Editing Progress Report 2010 (section)

==Approach for Remainder of the Project==
===Web Crawler Plans===
With the web crawler design with the Arachnid crawler there is currently two major issues to be resolved.

*Character encoding differences with HTML URLs
*Traversal method - breadth first vs depth first


The image above shows a cut out from the command prompt displaying the current issue regarding character encoding.  The text under the numeral “1” is from a successful URL discovery where the blue underline shows the URL ‘type’ and the red underline shows the found ‘title’ of the URL.  In the second section under the numeral “2” the type is shown as UTF-8 and as can be seen the title being displayed is null, resulting in no valid information being retrieved from the URL that has been found at that point.

[[Image:charencoding.jpg|400px|centre]]


It is important to overcome this problem beacause UTF-8 is the international “standard” for encoding of URLs and appears to be the most common type found.  This will be achieved by trying to firstly convert URLs to UTF-16 before handling them with Arachnid.  The reason for doing this is that Arachnid is currently handling UTF-16 quite well and it may simpler to just convert each URL that is found to the encoding that is working, rather than altering the crawler to deal with a whole new type of character encoding.  To do this the java method URLEncoder() method will be experimented with.

The other issue involving traversal order is less critical however will be important in terms of data collection and storage. The types of websites that are of interest will be information sites containing large amounts of text that will most likely be on the website in a structured hierarchical manner. This means that it is quite important to be able to move down one avenue of information of a site and storing similar items of interest so that they can be easily collected and analysed later. Breadth first traversal is the simplest approach to filtering through a website however it will result in data found being stored in an unorganised manner with respect to the aim of the project.  Depth first is slightly harder to implement but, if it can be achieved, will result in all results of a similar nature being stored in an ordered fashion.  The following figures show the difference in breadth and depth first traversal and the resulting order of stored data.  Each node can be thought of as a different web page on the same website where the numbers relate to the order that each page would be searched.


[[Image:breadthfirst.jpg|800px|centre]]


It is clear from the diagrams that depth first will allow for data from the same category in a hierarchy will be searched in order, relating to patterns and details found being stored in a usable order as well.  Depth first traversal is the method that is most useful to the project and will be implemented as best as possible.

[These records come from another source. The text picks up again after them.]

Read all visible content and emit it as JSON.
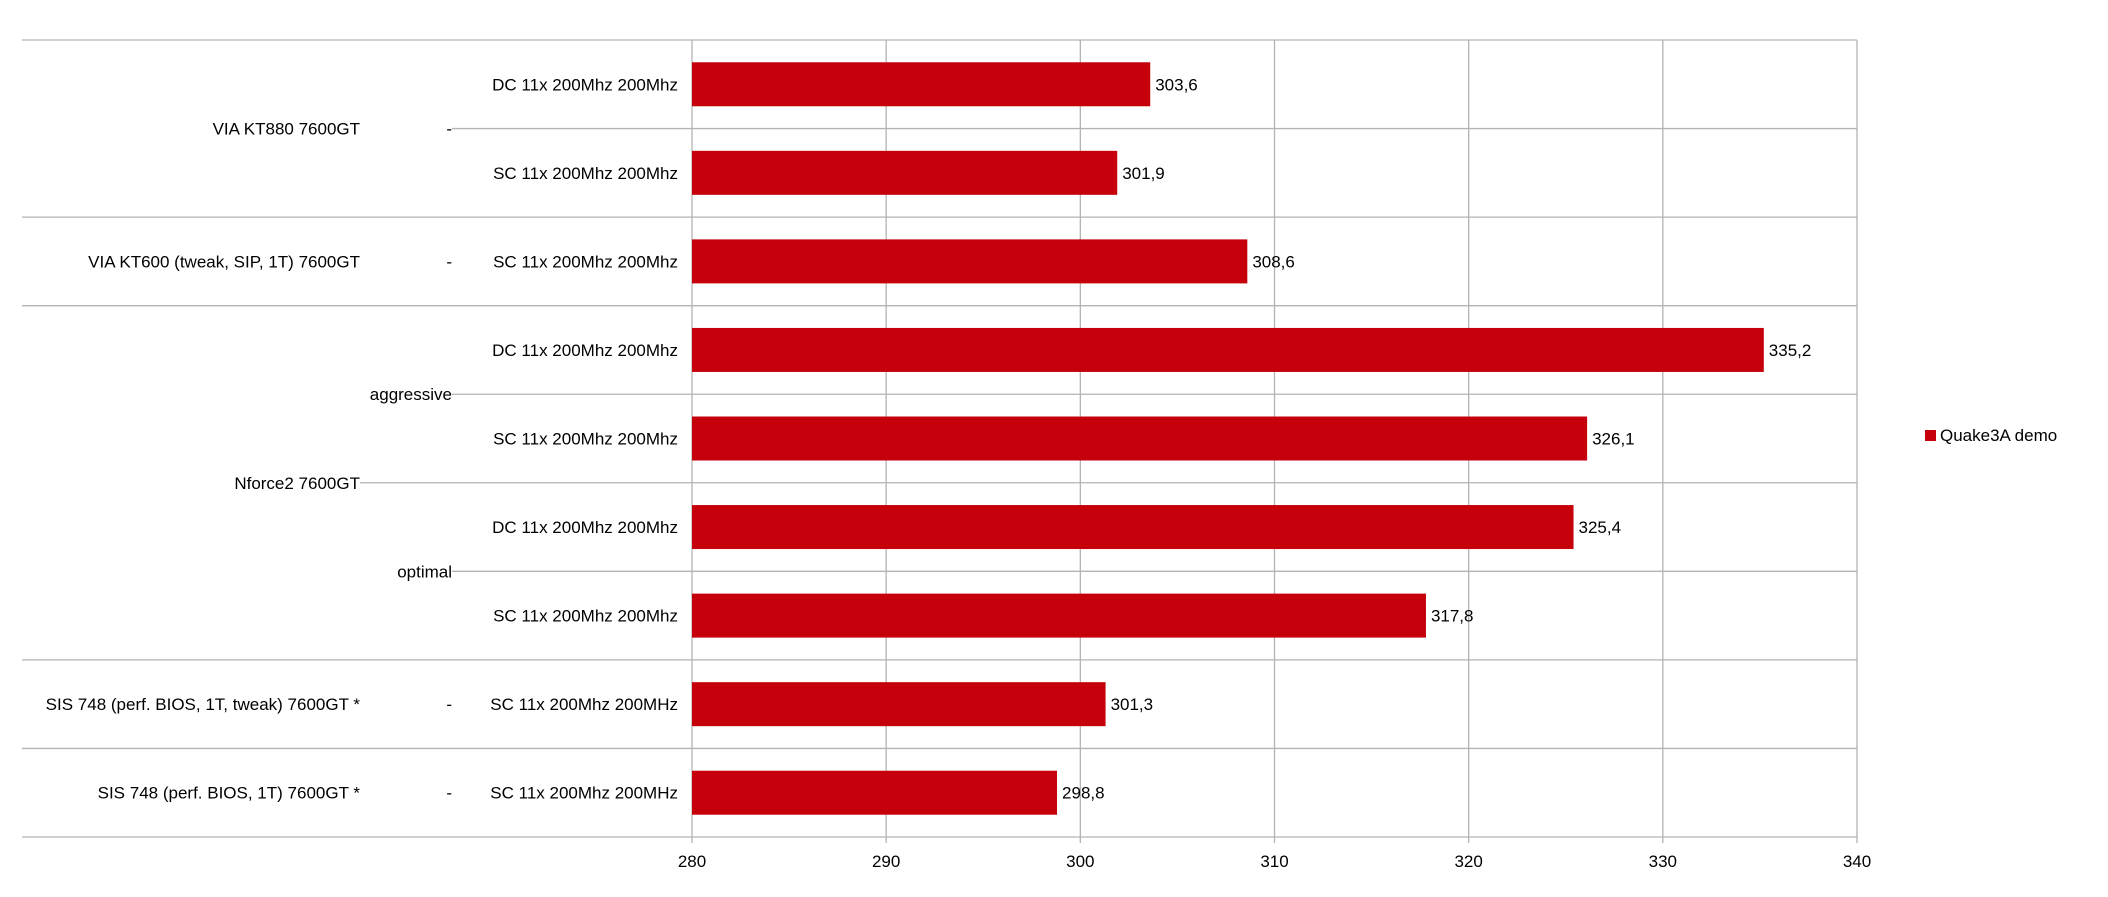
{
  "chart_data": {
    "type": "bar",
    "orientation": "horizontal",
    "xlim": [
      280,
      340
    ],
    "x_ticks": [
      "280",
      "290",
      "300",
      "310",
      "320",
      "330",
      "340"
    ],
    "grid": true,
    "legend_position": "right",
    "series": [
      {
        "name": "Quake3A demo",
        "color": "#c5000b"
      }
    ],
    "bars": [
      {
        "label": "DC  11x  200Mhz  200Mhz",
        "value": 303.6,
        "value_label": "303,6"
      },
      {
        "label": "SC  11x  200Mhz  200Mhz",
        "value": 301.9,
        "value_label": "301,9"
      },
      {
        "label": "SC  11x  200Mhz  200Mhz",
        "value": 308.6,
        "value_label": "308,6"
      },
      {
        "label": "DC  11x  200Mhz  200Mhz",
        "value": 335.2,
        "value_label": "335,2"
      },
      {
        "label": "SC  11x  200Mhz  200Mhz",
        "value": 326.1,
        "value_label": "326,1"
      },
      {
        "label": "DC  11x  200Mhz  200Mhz",
        "value": 325.4,
        "value_label": "325,4"
      },
      {
        "label": "SC  11x  200Mhz  200Mhz",
        "value": 317.8,
        "value_label": "317,8"
      },
      {
        "label": "SC  11x  200Mhz  200MHz",
        "value": 301.3,
        "value_label": "301,3"
      },
      {
        "label": "SC  11x  200Mhz  200MHz",
        "value": 298.8,
        "value_label": "298,8"
      }
    ],
    "sub_groups": [
      {
        "label": "-",
        "bars": [
          0,
          1
        ]
      },
      {
        "label": "-",
        "bars": [
          2,
          2
        ]
      },
      {
        "label": "aggressive",
        "bars": [
          3,
          4
        ]
      },
      {
        "label": "optimal",
        "bars": [
          5,
          6
        ]
      },
      {
        "label": "-",
        "bars": [
          7,
          7
        ]
      },
      {
        "label": "-",
        "bars": [
          8,
          8
        ]
      }
    ],
    "groups": [
      {
        "label": "VIA KT880     7600GT",
        "bars": [
          0,
          1
        ]
      },
      {
        "label": "VIA KT600 (tweak,  SIP,  1T)     7600GT",
        "bars": [
          2,
          2
        ]
      },
      {
        "label": "Nforce2     7600GT",
        "bars": [
          3,
          6
        ]
      },
      {
        "label": "SIS 748 (perf. BIOS, 1T,  tweak)   7600GT *",
        "bars": [
          7,
          7
        ]
      },
      {
        "label": "SIS 748 (perf. BIOS,  1T)   7600GT *",
        "bars": [
          8,
          8
        ]
      }
    ]
  }
}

In order to try and minimise any large delays in the project due to issues with Arachnid, more time will be spent with Wget and using it as an effective web crawler.  As Wget is written in a C based language, there may be some issues with translating the pattern searching code in order to use data extracted by Wget.  This means that researching Wget methods and experimenting with it as soon as possible is important in order to provide as much time as possible for combining the web crawler and the pattern matching algorithm.

===Pattern Algorithm Plans===

The major remaining areas of the pattern matching algorithm yet to be completed is the implementation of ignoring HTML; and the algorithm being able to search for exact and ‘similar’ initialisms as described in the Stage 1 Design. Ignoring HTML will likely be done by ignoring the characters in the text file when a “<” is encountered, and then re-start comparing characters again after a “>” is found.

The method to find ‘similar’ initialisms has currently not been identified as of yet, although some ideas have been formed. The approach for doing this will likely be similar to the FindInitialism method, utilising smart and logical coding rather than a simple isWhitespace class. Moreover, we would also like to implement wild card searches when ' * ' is used. This will likely be done by incrementing the swCount variable for when the ' * ' character is compared to any character in the text file string.

Additionally, further implementation could include saving the found initialisms into another text file for inspection later. Beyond that, more testing and debugging should be done and any unforeseen errors that occur should be fixed as soon as possible. Once that is completed, the code will be ready to be integrated into the web crawler.  This area of the project is almost finished and the future lies with the combined web crawler-pattern matching algorithm.

===Obtaining and Using Results===

The main sites of interest will include web sites with large amounts of raw data that can easily be parsed using the pattern matching algorithm. If possible, a variety of different sites should be searched to widen the results as much as possible. Using both the web crawler and the pattern matching algorithm, we can then produce a list of potential initialisms for the Somerton man’s code. With this list, we can then create frequency graphs to narrow down the list and hopefully solve the mystery code.